Again, “score” may not be the most accurate term in this case because it implies winners and losers, but for the sake of simplicity, we’ll use it anyway.

Looking at the image below, as an example, the X axis is the attack lifecycle representing the various phases of how the simulated attack gets executed by the red team. The Y axis is the number of possible detections, aka attacker "procedures" or “techniques”, present in each phase that a tool could, and hopefully DOES, detect.

The color coding is where it gets interesting. There are 6 different types of “scores” assigned with colors to highlight the “type” of detection used by the tool to respond. The following is the way that we, BlueVoyant, interpret these scores - which does NOT represent any opinion from MITRE or the vendors who were evaluated.

  • "None" or dark blue means there was no alert for that particular attack procedure. There may have been “an alert,” but it was associated with some other signal on the endpoint. Maybe a misfire, or maybe an alert from a completely different procedure being conducted at the same time. This could be considered “a miss,” but keep in mind that there still may be an actionable alert which a SOC could use to respond and contain from another attack procedure, potentially with the same outcome. So it may not be a total “miss”.
  • "Telemetry" means you collected enough data to find the attack procedure, but you never generated an alert. You may not think this is great, but keep in mind that any leading SOC MUST be doing constant threat research on identifying advanced procedures using just telemetry, and crafting their own detections from raw telemetry.
  • "MSSP" means you generated something, but it needed human analysis and enrichment to actually identify it. This may or may not be good. If your SOC is using advanced automation for enrichment of alerts and investigations to augment NGAV/EDR solutions, this may actually be a very good thing, because you’re still detecting and responding at machine speed, you just need the SOC and SOC platform on top of the endpoint tool to get it right.
  • "General" means there was a generic alert associated with the attack procedure, but the alert was not particularly contextualized or rich. As such, mode and motivation of the attack weren’t immediately apparent from the alert - the implication being that response would not be as fast or efficient as desired based on this type of alert. Again, similar to “MSSP,” if your SOC’s automation is strong, they may make up for the lack of enrichment here.
  • "Tactic" means that you grasped what the adversary is doing with the attack, in terms of where they are in their phase of attack and what systems they are currently breaching. This means you can more readily respond with this additional insight.
  • "Technique" is the most rich outcome. This means the tool successfully alerted and provided insight into what the attack was trying to accomplish (e.g,. they’re looking to use SMB to spread laterally).

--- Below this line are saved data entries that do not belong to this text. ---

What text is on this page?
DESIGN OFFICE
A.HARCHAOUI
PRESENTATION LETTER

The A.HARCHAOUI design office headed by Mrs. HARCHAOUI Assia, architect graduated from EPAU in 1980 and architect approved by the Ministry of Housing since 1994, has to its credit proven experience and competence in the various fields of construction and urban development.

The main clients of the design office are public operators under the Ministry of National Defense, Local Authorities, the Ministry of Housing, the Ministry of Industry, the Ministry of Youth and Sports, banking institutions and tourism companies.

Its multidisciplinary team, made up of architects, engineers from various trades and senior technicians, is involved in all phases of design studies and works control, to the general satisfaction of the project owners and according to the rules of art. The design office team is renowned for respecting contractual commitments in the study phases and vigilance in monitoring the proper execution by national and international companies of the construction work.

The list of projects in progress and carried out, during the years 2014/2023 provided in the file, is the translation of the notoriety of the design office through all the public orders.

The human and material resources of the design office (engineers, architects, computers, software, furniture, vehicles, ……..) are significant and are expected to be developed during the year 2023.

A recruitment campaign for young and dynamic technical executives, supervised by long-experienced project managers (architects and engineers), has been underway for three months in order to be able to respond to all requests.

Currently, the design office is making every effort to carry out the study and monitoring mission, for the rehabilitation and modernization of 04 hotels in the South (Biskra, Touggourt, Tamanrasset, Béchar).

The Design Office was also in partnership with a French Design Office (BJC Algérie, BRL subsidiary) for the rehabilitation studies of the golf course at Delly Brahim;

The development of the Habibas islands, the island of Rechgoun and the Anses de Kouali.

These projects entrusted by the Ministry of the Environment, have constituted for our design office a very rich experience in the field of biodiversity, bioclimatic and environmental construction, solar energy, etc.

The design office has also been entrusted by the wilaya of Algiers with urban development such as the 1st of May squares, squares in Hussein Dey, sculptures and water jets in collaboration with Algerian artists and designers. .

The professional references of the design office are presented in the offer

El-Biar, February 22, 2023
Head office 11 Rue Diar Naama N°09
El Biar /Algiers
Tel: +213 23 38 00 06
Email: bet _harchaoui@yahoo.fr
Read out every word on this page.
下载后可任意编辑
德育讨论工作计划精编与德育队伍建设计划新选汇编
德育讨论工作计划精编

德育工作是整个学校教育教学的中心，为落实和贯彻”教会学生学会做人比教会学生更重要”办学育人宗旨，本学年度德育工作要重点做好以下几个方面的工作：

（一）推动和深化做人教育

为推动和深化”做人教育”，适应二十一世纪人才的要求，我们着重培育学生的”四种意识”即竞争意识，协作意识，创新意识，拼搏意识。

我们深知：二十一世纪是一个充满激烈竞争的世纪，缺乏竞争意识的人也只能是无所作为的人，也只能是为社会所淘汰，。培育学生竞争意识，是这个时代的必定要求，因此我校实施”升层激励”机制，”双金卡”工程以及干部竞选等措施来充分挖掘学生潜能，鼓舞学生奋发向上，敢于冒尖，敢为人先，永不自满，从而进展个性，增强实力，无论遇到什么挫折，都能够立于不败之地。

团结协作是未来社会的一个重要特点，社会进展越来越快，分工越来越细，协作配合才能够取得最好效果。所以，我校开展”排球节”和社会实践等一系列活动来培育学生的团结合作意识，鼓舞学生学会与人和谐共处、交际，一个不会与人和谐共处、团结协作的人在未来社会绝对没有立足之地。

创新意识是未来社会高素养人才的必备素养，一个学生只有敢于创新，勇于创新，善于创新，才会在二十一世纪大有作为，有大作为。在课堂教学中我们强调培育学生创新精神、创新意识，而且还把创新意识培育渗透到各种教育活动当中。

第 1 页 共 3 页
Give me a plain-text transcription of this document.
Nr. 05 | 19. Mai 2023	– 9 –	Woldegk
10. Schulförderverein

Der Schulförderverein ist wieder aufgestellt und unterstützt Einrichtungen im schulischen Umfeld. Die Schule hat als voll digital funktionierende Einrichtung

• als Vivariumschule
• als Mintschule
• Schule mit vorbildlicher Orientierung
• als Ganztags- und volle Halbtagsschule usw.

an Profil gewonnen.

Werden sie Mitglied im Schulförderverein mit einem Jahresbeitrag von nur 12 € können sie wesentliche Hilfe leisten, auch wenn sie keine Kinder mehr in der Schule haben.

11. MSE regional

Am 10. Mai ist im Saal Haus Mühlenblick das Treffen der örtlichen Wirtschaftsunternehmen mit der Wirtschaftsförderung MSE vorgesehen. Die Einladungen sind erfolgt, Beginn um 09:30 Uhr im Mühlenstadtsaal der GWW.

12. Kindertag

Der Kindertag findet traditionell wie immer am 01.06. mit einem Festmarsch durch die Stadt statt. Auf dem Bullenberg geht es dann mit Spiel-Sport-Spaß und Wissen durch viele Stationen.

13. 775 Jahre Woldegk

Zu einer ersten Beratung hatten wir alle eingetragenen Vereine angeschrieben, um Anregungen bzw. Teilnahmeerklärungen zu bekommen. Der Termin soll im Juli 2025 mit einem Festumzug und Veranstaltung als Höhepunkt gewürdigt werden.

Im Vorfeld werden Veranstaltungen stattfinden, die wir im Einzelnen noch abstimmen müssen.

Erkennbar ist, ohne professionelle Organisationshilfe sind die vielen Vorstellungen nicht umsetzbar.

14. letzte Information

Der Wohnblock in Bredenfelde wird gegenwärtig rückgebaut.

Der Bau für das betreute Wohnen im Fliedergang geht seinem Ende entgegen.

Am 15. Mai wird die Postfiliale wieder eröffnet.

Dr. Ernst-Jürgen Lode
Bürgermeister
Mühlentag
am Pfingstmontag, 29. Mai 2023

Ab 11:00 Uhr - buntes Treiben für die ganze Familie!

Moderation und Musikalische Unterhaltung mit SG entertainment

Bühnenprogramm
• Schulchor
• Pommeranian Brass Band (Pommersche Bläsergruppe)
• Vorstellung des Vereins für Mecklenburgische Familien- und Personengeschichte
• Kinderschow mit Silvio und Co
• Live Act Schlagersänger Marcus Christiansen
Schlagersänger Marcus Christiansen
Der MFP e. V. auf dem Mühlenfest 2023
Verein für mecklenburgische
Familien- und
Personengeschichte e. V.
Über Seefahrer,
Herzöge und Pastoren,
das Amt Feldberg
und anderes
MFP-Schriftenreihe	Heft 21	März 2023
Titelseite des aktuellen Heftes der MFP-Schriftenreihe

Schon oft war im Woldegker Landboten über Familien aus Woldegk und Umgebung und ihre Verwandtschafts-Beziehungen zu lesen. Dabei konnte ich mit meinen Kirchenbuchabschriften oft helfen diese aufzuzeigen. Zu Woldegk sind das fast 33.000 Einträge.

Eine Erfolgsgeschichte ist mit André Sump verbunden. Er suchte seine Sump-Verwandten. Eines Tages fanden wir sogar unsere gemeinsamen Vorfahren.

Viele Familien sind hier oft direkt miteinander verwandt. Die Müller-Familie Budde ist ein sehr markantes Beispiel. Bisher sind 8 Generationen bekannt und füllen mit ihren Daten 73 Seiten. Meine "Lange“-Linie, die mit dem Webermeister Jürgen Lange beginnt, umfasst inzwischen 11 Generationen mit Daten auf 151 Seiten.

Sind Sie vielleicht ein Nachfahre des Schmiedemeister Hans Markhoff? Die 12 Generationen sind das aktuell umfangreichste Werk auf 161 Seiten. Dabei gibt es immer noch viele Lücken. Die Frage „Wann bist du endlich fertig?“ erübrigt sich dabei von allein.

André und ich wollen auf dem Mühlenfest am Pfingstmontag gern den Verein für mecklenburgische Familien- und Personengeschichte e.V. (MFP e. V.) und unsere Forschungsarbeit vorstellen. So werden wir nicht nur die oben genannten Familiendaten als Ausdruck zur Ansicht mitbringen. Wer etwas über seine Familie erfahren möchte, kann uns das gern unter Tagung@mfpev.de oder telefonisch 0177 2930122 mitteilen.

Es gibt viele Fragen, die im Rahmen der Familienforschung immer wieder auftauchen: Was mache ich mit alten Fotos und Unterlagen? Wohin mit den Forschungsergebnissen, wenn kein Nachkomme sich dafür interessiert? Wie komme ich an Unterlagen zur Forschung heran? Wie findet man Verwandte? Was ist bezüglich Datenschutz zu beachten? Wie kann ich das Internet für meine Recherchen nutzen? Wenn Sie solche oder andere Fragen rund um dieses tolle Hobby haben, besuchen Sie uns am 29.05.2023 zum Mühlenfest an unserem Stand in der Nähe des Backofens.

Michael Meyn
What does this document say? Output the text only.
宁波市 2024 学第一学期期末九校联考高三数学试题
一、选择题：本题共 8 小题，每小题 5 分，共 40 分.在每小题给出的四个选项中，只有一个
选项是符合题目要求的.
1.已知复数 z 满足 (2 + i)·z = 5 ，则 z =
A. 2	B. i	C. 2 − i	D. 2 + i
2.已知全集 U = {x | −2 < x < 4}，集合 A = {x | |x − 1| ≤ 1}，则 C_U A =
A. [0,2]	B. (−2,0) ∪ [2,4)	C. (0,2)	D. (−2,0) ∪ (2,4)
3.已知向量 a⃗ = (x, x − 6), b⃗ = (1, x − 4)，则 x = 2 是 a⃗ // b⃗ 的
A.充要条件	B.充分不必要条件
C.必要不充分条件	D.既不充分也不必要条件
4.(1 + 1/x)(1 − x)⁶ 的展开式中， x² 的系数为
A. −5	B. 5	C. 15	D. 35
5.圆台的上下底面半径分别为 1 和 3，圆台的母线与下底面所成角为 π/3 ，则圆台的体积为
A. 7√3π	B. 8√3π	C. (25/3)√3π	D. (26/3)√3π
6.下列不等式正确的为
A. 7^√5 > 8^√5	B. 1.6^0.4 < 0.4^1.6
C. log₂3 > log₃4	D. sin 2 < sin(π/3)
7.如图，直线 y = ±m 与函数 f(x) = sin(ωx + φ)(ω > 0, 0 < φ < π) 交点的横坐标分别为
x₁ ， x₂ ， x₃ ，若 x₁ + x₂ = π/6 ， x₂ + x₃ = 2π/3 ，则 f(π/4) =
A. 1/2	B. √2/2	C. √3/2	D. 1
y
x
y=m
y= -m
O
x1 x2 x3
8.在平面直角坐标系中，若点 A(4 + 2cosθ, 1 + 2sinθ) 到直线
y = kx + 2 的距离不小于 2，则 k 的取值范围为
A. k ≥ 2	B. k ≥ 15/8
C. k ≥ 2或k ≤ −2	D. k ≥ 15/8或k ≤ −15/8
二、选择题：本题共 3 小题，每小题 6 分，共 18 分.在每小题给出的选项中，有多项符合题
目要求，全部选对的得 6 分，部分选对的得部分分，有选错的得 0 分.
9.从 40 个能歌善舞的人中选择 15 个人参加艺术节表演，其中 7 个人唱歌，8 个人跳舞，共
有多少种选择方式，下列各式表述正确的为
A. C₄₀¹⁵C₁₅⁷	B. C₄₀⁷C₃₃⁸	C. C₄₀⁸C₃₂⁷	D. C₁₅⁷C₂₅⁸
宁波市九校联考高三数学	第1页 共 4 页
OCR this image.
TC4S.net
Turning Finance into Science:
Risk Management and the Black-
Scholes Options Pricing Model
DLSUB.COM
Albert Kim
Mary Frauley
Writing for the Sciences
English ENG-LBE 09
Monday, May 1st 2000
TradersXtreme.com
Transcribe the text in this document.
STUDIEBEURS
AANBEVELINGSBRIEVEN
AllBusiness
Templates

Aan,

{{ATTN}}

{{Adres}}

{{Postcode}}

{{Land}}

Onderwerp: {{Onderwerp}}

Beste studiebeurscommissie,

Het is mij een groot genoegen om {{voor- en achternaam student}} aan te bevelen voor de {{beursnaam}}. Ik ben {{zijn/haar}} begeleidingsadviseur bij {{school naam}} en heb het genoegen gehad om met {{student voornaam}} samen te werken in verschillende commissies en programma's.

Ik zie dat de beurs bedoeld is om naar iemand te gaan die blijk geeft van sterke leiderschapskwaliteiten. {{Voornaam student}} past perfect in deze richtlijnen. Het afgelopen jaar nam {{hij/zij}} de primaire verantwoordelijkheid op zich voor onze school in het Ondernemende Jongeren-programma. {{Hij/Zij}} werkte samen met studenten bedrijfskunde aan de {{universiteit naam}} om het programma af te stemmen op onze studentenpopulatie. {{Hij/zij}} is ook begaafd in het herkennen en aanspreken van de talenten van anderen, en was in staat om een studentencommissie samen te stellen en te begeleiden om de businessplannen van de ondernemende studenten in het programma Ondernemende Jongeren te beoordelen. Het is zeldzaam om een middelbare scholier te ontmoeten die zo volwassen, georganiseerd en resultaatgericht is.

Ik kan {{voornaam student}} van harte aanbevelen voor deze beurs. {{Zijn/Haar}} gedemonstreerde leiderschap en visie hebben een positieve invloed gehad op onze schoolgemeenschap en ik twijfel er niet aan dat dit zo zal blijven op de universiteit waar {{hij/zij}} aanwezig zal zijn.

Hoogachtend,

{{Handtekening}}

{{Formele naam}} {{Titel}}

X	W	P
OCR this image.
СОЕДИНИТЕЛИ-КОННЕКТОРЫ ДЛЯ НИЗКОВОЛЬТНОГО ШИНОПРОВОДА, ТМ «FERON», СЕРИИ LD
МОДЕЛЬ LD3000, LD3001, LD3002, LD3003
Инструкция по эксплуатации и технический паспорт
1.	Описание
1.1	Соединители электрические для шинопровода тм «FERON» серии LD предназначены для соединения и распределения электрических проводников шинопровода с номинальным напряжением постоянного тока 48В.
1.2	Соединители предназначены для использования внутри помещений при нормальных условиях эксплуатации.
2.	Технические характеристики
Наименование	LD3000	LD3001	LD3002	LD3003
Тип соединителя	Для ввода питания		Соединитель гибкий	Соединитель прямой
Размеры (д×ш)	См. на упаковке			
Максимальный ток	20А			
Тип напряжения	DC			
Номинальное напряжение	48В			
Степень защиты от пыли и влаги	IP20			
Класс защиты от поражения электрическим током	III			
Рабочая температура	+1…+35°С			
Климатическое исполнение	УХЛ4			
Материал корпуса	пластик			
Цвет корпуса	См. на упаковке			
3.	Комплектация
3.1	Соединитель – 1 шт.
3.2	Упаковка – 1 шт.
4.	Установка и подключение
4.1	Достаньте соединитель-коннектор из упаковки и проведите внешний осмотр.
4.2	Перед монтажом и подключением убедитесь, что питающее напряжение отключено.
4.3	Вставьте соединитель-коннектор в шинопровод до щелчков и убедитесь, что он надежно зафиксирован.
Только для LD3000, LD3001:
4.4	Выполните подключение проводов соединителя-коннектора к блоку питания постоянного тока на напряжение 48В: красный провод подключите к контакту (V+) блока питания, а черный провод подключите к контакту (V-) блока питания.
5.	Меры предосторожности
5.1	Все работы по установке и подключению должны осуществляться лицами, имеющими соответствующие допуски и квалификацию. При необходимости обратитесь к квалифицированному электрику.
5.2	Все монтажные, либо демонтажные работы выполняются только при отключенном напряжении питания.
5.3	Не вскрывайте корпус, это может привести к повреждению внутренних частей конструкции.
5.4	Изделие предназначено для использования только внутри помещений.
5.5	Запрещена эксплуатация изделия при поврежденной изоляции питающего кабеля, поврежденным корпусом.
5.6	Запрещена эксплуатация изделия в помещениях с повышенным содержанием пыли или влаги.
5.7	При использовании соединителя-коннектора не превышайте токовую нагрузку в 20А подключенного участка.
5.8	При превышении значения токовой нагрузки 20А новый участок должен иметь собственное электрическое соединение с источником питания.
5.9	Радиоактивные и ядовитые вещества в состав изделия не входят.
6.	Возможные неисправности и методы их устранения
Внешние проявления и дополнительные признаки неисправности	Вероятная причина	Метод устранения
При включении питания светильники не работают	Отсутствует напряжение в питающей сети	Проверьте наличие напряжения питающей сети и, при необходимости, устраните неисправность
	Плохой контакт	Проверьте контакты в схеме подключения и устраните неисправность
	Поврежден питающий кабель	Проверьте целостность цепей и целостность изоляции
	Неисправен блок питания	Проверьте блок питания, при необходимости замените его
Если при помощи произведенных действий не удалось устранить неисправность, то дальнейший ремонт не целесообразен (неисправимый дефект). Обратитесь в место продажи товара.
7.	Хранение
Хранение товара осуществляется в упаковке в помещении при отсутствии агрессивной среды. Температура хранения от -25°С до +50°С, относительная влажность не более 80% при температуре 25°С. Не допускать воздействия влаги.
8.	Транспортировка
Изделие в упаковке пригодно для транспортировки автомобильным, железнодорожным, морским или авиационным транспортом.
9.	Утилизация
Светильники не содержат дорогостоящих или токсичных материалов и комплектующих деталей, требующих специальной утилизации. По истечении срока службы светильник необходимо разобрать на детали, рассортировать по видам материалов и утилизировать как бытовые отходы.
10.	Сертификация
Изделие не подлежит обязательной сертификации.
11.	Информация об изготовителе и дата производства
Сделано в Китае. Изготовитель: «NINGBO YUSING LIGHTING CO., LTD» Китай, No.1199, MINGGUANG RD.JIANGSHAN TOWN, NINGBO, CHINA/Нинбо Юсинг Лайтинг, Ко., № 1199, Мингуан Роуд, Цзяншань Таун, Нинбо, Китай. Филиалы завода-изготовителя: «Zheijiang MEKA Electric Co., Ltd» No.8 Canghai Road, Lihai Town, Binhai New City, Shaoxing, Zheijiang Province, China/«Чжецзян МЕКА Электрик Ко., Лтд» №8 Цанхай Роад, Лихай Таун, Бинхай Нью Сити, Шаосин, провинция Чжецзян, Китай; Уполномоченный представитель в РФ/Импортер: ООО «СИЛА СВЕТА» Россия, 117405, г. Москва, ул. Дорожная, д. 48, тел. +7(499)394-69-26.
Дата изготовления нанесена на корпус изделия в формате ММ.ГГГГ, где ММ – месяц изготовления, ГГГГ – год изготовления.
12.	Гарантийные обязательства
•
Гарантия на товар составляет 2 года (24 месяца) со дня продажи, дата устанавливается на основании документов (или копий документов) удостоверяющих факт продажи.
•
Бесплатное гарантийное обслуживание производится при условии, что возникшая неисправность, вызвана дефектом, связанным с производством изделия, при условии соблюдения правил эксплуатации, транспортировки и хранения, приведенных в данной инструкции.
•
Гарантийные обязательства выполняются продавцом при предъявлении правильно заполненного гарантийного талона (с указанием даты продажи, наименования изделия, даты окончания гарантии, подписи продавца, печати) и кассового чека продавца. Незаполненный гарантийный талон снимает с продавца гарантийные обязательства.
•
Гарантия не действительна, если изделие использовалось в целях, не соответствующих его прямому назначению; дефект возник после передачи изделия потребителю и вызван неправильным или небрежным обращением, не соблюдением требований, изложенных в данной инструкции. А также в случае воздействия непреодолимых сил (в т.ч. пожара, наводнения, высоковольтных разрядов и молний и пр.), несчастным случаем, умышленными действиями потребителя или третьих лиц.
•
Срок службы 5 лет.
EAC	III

This gives the SOC the most proscriptive insight into how to respond.

Ok, so the right thing to do with this information is immediately start stacking scores in each category and using that to say good, better, or best, right?

We disagree. In general, our thoughts are that while the best tools are in-market for cyber defense, no one tool should be considered the SOC’s go-to for APT defense. While our team at BlueVoyant loves great alerts, which make the SOC’s life easier, what we’re really looking for is total coverage. What do we mean by total coverage? We’re looking for total scores for everything but “none” because our SOC is performing their own enrichment, contextualization and alerting using raw telemetry and our threat insights - alerts are icing on the cake.

As we review the outcomes of MITRE’s ATT&CK assessments, we focus on what technologies, or combinations of technologies, provide the relevant context, enrichment, decoration, and raw data required for our analysts to find adversaries. When choosing tools to deploy in front of analysts, we gravitate towards those that provide accurate signals that something malicious or unusual has occurred, whether via an alert or enriched telemetry. Seldom do we rely on a single tool or technology to identify the scope and breadth of an incident. However, it’s important that our detection technology… detect, but reconstructing the narrative of an incident requires correlating events with additional data sources such as firewalls, authentication records, email logs, and other secondary sources. When identifying the technology that best suits your needs, consider not only how it performs on its own, but how it fits into your larger detection spectrum and how it bolsters your detection-in-depth strategy.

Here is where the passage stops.